Sosialisasi AKM 2020

IN HOUSE TRAINING (IHT)
SOSIALISASI ASESMEN KOMPETENSI MINIMUM (AKM) SMA NEGERI 6 PEKANBARU
11-12 November 2020

 

Menteri Pendidikan dan Kebudayaan (Mendikbud) Nadiem Makarim mengatakan, tahun 2020 akan menjadi tahun terakhir pelaksanaan ujian nasional (UN). UN pada tahun 2021 akan diganti dengan Asesmen (Penilaian) Kompetensi Minimum (AKM) dan Survei Karakter. oleh karena itu perlu di lakukan sosialisai/pengenalan mengenai soal-soal AKM dan survei karakter kepada guru di lingkungan SMA Negeri 6 Pekanbaru. 

Kegiatan di buka dengan kata sambutan dari kepala SMA Negeri 6 Pekanbaru Ibu Dra. Hj. Zurina, MM. dalam sambutannya beliau mengatakan bahwa pentingnya mengikuti  IHT ini dalam rangka memahami soal-soal AKM sekaligus penyusunan soal-soal yang terfokus pada literasi dan numerasi. ”AKM dan Survei Karakter terdiri dari soal-soal yang mengukur kemampuan bernalar menggunakan bahasa, kemampuan bernalar menggunakan numerasi, dan penguatan pendidikan karakter. Nara Sumber pada IHT ini Bapak Marwan, M.Pd dari Widyaiswara LPMP Riau. IHT dilaksanakan 2 (dua) hari dan di ikuti oleh seluruh guru mata pelajaran SMAN 6 Pekanbaru yang di bagi dalam beberapa tahap dengan menerapkan protokoler pencegahan wabah covid-19 “3M” (Menjaga jarak, mengenakan masker, mencuci tangan).
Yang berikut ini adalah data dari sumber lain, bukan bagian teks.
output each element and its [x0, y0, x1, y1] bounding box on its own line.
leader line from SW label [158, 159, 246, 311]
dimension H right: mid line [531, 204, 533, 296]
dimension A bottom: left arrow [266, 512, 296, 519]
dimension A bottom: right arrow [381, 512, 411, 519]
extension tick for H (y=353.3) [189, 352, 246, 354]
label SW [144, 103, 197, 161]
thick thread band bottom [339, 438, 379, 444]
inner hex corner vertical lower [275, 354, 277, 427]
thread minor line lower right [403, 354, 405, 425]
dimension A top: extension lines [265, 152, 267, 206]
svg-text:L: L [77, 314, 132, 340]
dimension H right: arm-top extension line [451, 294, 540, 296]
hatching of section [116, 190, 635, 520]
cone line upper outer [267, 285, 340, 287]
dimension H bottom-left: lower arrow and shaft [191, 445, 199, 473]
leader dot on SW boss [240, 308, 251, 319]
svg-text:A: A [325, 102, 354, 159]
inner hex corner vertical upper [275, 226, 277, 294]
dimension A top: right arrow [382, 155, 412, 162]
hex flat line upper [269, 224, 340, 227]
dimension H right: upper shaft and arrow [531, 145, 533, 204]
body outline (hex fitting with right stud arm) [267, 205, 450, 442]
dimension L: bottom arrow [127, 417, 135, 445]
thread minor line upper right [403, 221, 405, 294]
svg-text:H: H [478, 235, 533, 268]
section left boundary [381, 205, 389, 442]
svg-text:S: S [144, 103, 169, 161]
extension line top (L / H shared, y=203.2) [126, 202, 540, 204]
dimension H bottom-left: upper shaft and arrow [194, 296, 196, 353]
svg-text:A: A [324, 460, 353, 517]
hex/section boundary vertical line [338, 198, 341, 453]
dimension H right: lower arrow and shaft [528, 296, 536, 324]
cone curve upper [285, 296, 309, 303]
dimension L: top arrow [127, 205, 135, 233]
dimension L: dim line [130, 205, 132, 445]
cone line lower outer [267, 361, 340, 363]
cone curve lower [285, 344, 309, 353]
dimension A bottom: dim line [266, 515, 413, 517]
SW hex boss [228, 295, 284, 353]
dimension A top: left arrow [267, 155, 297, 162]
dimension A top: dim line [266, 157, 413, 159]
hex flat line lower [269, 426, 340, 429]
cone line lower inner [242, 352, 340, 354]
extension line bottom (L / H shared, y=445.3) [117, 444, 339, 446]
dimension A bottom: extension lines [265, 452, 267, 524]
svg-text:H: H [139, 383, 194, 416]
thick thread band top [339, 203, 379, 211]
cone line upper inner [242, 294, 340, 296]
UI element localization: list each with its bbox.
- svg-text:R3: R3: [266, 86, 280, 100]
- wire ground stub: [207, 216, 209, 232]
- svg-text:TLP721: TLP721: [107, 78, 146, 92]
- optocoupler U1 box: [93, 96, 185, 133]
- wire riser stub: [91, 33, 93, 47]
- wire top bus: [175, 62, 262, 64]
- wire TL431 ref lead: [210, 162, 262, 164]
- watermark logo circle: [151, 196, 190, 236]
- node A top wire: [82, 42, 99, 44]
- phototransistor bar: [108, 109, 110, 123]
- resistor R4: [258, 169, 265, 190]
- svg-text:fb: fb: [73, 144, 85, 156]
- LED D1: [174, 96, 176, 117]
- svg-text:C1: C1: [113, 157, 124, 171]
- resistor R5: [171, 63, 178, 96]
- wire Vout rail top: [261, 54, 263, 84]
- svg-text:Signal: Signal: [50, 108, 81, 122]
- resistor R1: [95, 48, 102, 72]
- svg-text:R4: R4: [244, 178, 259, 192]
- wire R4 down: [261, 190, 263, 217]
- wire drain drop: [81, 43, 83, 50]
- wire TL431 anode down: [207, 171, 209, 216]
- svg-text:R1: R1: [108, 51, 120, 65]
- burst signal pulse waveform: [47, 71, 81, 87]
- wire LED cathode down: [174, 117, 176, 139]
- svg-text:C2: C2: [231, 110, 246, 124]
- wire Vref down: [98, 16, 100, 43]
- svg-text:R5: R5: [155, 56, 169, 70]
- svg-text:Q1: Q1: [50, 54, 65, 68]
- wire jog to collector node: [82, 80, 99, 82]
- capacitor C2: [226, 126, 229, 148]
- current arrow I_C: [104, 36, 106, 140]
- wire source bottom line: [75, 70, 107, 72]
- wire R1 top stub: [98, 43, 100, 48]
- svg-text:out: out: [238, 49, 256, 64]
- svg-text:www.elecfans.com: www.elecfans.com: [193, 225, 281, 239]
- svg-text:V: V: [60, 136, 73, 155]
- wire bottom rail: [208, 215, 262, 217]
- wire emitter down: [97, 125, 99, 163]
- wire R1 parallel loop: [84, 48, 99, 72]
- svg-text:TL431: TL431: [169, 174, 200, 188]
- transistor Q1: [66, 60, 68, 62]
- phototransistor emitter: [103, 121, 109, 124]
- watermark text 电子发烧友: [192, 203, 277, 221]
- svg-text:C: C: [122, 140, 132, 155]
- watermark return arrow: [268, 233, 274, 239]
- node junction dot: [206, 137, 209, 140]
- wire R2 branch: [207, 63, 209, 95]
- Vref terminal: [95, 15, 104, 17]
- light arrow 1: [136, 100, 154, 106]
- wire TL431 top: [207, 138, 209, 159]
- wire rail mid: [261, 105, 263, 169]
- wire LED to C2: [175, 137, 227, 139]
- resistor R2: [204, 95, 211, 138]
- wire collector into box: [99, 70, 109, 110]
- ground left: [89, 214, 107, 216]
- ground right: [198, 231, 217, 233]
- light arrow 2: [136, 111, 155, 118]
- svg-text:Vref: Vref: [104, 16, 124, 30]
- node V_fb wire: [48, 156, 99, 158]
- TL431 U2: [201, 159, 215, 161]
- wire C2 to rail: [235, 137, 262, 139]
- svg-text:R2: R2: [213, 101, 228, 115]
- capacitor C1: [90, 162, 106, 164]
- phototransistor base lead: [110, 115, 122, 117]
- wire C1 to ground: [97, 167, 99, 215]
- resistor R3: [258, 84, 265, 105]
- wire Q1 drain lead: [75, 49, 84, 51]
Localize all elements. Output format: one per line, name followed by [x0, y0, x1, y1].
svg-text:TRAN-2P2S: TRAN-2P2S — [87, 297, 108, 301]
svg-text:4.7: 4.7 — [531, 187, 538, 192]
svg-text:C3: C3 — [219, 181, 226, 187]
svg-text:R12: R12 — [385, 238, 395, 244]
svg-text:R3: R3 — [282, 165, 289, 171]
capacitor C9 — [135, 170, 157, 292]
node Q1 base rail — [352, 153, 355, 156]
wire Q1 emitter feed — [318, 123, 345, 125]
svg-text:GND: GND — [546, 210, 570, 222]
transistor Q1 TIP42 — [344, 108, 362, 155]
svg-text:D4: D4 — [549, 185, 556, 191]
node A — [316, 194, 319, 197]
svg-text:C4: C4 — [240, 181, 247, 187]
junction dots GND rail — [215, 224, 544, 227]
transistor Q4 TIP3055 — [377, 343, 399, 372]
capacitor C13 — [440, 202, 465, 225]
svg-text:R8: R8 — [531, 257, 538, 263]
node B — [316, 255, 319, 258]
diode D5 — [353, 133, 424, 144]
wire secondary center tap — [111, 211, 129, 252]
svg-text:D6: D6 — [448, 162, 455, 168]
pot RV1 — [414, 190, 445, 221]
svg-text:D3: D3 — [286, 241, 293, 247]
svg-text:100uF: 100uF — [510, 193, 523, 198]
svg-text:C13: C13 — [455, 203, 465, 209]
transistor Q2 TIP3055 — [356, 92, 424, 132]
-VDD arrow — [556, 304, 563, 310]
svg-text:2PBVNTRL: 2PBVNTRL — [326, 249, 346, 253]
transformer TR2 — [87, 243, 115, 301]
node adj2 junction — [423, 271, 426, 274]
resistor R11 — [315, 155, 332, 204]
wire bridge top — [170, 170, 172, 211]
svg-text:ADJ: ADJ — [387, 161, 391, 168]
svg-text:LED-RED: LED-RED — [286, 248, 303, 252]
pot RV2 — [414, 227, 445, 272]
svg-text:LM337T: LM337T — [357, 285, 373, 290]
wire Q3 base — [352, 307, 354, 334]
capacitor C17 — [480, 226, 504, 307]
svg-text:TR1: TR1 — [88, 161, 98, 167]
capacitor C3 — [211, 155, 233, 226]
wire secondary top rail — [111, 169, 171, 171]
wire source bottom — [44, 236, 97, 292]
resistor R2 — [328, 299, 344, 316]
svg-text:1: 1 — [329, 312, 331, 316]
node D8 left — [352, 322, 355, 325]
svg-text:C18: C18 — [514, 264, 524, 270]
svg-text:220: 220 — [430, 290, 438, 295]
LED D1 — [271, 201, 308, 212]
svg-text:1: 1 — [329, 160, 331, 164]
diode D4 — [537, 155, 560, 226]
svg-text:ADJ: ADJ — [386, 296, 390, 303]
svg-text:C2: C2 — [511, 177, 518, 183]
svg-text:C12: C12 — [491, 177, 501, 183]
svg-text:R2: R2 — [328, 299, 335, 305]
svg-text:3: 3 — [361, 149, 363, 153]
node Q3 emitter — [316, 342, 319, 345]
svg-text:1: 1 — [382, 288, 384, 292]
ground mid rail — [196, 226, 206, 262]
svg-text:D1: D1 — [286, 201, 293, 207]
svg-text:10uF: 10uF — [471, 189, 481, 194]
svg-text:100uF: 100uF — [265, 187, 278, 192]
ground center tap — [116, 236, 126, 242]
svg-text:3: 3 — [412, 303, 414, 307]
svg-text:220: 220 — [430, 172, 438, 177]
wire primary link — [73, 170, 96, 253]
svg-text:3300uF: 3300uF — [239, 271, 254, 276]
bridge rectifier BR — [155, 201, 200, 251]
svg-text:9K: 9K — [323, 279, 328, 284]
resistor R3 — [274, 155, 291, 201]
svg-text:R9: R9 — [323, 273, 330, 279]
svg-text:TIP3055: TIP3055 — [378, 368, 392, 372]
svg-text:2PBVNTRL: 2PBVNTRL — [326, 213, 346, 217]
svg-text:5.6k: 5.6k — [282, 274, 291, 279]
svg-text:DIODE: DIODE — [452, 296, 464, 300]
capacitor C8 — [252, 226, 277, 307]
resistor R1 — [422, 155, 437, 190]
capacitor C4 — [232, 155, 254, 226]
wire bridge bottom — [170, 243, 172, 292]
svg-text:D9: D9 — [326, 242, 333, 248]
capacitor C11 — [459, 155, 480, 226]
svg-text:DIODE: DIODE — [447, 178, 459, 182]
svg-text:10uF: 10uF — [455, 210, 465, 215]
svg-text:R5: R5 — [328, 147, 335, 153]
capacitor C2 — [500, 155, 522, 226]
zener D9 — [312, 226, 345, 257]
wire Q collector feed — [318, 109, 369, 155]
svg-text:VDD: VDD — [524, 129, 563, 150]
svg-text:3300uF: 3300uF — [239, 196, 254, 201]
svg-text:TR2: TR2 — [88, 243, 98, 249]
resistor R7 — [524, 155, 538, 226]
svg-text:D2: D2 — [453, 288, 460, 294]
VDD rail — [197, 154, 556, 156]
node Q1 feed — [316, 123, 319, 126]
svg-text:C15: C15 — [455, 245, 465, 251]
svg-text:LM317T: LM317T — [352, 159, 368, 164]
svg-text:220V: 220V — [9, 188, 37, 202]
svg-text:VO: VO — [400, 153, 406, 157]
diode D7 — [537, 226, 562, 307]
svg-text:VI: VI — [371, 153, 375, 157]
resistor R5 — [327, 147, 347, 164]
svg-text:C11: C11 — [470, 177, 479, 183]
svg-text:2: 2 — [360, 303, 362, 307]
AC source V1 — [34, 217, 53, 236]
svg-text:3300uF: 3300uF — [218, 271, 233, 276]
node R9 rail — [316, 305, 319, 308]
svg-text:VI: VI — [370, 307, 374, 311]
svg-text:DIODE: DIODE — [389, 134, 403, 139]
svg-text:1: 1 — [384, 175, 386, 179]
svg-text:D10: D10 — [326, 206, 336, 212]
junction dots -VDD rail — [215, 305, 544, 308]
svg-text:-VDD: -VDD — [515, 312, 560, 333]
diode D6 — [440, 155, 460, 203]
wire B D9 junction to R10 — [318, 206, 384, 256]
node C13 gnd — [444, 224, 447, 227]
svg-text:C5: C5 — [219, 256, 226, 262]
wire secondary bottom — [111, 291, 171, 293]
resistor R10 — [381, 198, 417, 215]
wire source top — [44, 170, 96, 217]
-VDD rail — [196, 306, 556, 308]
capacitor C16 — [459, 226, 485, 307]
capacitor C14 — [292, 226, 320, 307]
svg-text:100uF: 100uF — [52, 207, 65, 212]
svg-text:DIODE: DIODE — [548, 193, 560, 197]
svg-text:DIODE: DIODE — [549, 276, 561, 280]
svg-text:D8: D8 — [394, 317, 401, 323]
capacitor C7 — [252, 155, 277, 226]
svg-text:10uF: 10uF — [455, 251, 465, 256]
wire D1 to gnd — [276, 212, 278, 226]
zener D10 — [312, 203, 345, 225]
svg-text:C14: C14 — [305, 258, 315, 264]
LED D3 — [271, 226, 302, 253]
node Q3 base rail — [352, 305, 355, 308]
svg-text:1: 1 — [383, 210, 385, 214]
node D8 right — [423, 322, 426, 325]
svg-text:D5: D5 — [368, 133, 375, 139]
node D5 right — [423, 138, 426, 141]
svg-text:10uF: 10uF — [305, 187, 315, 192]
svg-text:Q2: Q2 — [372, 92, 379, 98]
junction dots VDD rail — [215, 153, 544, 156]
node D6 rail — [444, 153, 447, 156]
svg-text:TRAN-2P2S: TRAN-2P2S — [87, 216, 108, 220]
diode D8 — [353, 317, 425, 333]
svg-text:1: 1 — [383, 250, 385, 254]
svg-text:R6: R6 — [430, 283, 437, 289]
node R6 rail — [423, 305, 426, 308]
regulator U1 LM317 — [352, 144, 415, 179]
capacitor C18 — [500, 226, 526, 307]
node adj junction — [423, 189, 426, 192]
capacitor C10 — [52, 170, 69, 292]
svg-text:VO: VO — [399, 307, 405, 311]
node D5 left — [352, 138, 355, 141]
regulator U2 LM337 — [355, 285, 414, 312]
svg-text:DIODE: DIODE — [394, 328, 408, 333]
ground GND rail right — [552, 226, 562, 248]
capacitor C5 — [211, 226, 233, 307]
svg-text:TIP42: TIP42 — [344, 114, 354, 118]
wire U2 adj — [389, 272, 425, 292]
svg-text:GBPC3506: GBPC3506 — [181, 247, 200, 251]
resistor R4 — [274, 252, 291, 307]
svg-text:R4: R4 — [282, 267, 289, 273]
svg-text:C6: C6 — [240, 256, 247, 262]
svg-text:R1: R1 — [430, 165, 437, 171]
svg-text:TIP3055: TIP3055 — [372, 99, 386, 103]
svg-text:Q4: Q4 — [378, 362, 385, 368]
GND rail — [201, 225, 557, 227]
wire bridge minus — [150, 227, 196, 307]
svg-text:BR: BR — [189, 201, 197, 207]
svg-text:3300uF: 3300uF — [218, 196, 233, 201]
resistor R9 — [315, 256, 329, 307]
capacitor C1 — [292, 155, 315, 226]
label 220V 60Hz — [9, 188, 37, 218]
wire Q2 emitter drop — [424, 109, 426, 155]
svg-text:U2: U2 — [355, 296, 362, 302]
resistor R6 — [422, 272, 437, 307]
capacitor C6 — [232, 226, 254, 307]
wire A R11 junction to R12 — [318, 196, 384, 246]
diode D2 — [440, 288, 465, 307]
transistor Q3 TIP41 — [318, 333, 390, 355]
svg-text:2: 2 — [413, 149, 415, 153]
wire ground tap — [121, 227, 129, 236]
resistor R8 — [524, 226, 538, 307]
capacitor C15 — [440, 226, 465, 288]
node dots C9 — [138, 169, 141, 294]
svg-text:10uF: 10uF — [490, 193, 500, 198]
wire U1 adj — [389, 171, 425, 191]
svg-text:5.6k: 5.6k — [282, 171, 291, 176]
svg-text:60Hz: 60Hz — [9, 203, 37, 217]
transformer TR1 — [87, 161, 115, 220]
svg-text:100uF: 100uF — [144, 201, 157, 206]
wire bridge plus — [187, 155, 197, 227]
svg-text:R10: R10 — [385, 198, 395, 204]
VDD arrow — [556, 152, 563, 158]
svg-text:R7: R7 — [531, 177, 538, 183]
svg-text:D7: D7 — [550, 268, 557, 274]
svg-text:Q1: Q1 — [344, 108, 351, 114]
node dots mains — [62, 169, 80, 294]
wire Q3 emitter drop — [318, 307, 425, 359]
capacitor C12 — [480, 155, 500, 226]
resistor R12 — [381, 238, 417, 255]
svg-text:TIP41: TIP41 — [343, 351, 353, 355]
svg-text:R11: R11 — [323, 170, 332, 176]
Merdeka belajar adalah kebijakan besar dalam rangka mewujudkan transformasi pengelolaan pendidikan di Indonesia. Salah satunya dengan menghapus Ujian Nasional (UN) diganti Asesmen Kompetensi. Asesmen nasional sendiri terdiri dari tiga bagian yaitu Asesmen Kompetensi Minimum (AKM), Survei Karakter dan Survei Lingkungan Belajar.

Diterapkannya kebijakan ini merupakan penanda perubahan paradigma evaluasi pendidikan dan peningkatan sistem evaluasi pendidikan. Tujuan utamanya mendorong perbaikan mutu pembelajaran dan hasil belajar peserta didik.

“Asesmen Kompetensi Minimum (AKM) adalah kompetensi yang benar-benar minimum, dimana melalui AKM kita bisa memetakan sekolah-sekolah di daerah berdasarkan kompetensi minimum yang harus dipersiapkan,” jelas Dra. Sri Wahyuningsih, M.Pd., Direktur Sekolah Dasar, Direktorat Jenderal PAUD, Pendidikan Dasar dan Pendidikan Menengah Kementerian Pendidikan dan Kebudayaan.

Kompetensi Minimun adalah kompetensi dasar yang dibutuhkan murid untuk bisa belajar, apapun materinya dan apapun mata pelajarannya. Sehingga materi AKM ada dua yaitu terkait literasi atau baca tulis, serta literasi numerasi.

Literasi yang dimaksudkan di sini bukan sekedar kemampuan membaca, tapi juga kemampuan menganalisis suatu bacaan serta kemampuan untuk mengerti atau memahami konsep di balik tulisan tersebut. Sedangkan numerasi adalah kemampuan menganalisis menggunakan angka. Serta menekankan literasi dan numerasi bukan tentang mata pelajaran bahasa atau matematika, melainkan kemampuan murid agar dapat menggunakan konsep literasi ini untuk menganalisa sebuah materi.